To prevent overcrowding at stores and post offices, the government is encouraging the online application and use of digital vouchers.

For digital vouchers, click through links are provided for each participating bank, stored value card issuer or mobile payment platform. Users will then be able to complete the linking of the vouchers to their desired card. There are additional promotions available from each bank or card issuer to encourage users to link their vouchers. For example, banks are offering cashback or lottery promotions for linking to their credit cards. Stored value cards such as iPass, iCash2.0 and EasyCard are offering extra credit when you link to their cards. Mobile payment platforms such as LINE Pay Money are offering points or other benefits for linking vouchers. Please refer to individual bank, card issuer or mobile platform’s dedicated stimulus voucher page for more information.

Choose wisely. Once you have linked your vouchers to a digital payment method, you can not change to paper vouchers, nor can you change to another digital payment method.

Additional Promotions

There are a total of eight add-on promotions run by different government agencies to encourage spending in designated industries. The majority of these are lottery draw promotions. They are:

  1. 好食劵 – for restaurants, night markets and food stalls
  2. 國旅券 – for the tourism industry (hotels, hostels and hot springs, etc)
  3. i原券 - for businesses recognized by the Council of Indigenous Peoples
  4. 農遊券 – for agriculture, fishing and forestry businesses
  5. 藝FUN券/ArtsFunNext – for the arts
  6. 動滋券 – for sports
  7. 客庄券 – for businesses recognized by the Hakka Affairs Council
  8. 地方創生券 – for businesses recognized by the National Development Council

The first 4 million people who register for the digital vouchers will automatically receive the add-on vouchers for restaurants, night markets and food stalls. For the others, people must register separately. Lotteries will be drawn each week between 11 October and 5 November. Winning participants will be notified by text message. An overview of the add-on promotions and each lottery draw period can be found here. Please refer to each add-on promotional website for more details. Some individual program websites were not available at the time of writing. We will add links once they go live.

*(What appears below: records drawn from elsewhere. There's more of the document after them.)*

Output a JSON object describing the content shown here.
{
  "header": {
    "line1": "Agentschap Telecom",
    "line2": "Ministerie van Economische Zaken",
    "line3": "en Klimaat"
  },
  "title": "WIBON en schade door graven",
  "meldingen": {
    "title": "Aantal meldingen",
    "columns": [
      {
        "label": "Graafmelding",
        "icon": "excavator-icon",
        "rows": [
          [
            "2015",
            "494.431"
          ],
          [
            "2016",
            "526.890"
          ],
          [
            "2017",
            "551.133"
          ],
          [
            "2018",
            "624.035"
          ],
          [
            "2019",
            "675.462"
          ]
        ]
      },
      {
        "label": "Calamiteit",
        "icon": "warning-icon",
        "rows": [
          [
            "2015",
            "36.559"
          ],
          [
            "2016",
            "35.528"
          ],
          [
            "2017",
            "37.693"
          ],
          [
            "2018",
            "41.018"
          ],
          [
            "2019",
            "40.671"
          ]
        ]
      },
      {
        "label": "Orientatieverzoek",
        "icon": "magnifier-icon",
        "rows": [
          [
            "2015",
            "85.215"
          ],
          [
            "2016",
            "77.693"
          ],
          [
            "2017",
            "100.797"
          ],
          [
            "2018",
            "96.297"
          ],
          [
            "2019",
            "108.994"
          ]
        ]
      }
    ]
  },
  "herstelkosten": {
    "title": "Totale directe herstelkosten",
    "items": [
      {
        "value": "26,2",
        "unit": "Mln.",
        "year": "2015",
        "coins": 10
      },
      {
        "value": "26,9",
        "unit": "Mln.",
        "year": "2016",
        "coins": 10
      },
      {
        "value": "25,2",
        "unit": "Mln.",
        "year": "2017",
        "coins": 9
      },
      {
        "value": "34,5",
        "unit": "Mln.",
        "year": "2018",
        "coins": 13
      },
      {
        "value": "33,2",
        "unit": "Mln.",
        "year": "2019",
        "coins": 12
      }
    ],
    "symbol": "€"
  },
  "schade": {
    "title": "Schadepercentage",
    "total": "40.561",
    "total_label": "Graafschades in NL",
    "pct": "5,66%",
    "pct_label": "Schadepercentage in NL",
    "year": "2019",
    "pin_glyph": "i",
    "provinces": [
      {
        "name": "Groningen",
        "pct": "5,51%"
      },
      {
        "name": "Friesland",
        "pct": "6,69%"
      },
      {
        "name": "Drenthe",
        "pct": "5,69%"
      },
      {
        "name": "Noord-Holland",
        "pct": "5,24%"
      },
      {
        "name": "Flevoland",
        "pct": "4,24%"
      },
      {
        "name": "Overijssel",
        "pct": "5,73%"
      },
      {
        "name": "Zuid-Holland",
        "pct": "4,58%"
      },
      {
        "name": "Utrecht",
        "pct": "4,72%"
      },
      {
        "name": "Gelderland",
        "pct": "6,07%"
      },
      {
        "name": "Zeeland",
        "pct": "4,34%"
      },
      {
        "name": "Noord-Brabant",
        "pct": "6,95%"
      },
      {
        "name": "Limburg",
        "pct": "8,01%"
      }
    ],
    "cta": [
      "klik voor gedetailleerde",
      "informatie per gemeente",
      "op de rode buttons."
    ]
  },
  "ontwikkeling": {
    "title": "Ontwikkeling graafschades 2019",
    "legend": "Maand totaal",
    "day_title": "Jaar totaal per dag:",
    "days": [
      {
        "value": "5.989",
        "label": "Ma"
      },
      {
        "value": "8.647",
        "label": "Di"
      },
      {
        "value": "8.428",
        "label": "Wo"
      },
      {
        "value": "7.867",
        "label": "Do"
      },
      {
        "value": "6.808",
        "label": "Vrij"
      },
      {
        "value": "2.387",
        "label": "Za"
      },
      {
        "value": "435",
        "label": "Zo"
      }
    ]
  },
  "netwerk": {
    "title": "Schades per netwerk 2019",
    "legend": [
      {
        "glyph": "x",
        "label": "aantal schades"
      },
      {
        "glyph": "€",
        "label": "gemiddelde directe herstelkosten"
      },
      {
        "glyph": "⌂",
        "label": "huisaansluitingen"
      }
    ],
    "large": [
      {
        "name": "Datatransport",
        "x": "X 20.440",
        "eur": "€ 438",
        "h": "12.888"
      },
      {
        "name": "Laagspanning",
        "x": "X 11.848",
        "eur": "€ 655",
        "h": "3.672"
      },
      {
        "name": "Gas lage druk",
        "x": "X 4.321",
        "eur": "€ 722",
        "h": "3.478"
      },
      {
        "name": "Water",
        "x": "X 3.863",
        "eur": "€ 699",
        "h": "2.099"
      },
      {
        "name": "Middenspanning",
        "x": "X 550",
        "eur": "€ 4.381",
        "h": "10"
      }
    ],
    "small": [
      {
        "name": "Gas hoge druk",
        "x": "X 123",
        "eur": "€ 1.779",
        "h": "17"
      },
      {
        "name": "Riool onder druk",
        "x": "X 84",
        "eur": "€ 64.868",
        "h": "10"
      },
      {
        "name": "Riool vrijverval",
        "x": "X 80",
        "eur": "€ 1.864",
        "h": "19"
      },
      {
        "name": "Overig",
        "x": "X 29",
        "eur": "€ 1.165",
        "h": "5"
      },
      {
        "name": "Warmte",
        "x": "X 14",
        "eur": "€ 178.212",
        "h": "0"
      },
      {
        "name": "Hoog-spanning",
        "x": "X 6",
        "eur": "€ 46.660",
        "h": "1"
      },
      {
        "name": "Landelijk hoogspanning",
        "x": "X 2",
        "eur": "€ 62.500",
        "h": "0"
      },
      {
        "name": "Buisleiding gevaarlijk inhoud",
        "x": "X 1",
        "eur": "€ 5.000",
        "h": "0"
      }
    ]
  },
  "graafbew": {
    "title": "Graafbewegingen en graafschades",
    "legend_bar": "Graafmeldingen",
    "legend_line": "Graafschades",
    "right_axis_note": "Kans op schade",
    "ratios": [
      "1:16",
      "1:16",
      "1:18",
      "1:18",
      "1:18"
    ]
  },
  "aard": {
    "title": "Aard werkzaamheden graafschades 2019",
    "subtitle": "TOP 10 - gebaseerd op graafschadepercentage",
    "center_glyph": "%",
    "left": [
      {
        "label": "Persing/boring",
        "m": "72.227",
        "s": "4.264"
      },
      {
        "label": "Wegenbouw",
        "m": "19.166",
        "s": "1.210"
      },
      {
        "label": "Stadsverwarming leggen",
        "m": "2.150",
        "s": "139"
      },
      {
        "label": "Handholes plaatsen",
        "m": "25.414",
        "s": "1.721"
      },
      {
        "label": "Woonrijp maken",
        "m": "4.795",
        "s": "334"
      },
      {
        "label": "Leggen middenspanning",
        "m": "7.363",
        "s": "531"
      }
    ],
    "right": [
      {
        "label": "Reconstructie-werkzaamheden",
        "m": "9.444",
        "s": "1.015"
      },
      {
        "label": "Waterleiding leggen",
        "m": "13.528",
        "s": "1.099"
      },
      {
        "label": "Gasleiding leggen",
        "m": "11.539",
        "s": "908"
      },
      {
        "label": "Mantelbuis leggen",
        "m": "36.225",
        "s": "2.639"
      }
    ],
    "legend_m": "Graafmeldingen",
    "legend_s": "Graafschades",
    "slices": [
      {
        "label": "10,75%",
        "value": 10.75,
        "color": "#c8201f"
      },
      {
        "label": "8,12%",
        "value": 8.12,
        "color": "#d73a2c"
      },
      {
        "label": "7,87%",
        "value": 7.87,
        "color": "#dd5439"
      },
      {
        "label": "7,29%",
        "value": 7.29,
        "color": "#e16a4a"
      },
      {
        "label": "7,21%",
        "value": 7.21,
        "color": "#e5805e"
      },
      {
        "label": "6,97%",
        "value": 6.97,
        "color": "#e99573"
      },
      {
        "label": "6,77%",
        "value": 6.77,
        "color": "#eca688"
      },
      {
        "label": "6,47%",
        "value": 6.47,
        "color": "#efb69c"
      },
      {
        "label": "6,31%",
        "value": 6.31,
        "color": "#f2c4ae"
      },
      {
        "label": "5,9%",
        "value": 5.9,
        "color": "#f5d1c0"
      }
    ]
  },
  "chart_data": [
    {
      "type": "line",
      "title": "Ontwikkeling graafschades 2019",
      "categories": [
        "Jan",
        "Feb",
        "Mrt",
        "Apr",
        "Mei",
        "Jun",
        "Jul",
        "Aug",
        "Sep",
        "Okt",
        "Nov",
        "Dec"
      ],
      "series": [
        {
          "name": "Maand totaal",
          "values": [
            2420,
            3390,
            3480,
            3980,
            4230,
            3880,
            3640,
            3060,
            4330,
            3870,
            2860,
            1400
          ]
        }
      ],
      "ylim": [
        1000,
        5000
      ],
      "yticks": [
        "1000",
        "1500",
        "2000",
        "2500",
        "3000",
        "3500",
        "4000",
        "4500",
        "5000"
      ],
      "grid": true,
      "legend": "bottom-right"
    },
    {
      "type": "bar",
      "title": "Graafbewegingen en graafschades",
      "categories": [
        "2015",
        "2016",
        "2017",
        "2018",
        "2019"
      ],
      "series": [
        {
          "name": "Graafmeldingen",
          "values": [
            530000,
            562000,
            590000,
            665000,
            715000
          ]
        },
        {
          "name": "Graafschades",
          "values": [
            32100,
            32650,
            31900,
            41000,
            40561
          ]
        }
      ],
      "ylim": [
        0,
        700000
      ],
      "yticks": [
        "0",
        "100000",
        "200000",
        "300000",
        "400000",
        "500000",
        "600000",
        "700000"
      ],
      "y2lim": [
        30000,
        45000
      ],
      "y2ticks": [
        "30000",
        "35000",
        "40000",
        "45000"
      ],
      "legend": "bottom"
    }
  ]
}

Local governments have also announced additional promotions to encourage spending in their areas. For example, Taipei City’s program requires users to download the TaipeiPASS mobile application. TaipeiPASS promotions are available to all users including ARC holders, and are not limited to Taipei City residents. Vouchers can be used at participating restaurants, hotels, hostels, night markets, sports facilities, movie theaters and other businesses in the city. Validity periods and eligibility requirements for vouchers issued by local governments may differ from those set by central government. Taipei City’s voucher program information page is available here.

Spending Restrictions

Vouchers can be used in most businesses nationwide. Vouchers can also be used to pay hospital registration fees, school tuition fees, community college fees, buxiban/cram school fees, 30 or 60-day TRA train tickets, phone bills, gas bills and even purchasing products sold at temples. Because the aim is to stimulate consumer spending, vouchers can not be used to pay for stocks, water and electricity bills (run by state-owned enterprises), fines, health insurance, tax, government fees or stored value transactions. Digital vouchers can not be used on foreign eCommerce sites.

Spend wisely. It is up to the individual store whether they will give change.

Our Takeaway

While the government is encouraging the use of digital vouchers, we believe that like last year, most people will opt for the paper vouchers as they provide greater flexibility. Because they come in TWD 200, TWD 500 and TWD 1000 values, consumers can spread their spending around at different locations. They are also more convenient if you wish to donate them or give them to others. Happy spending!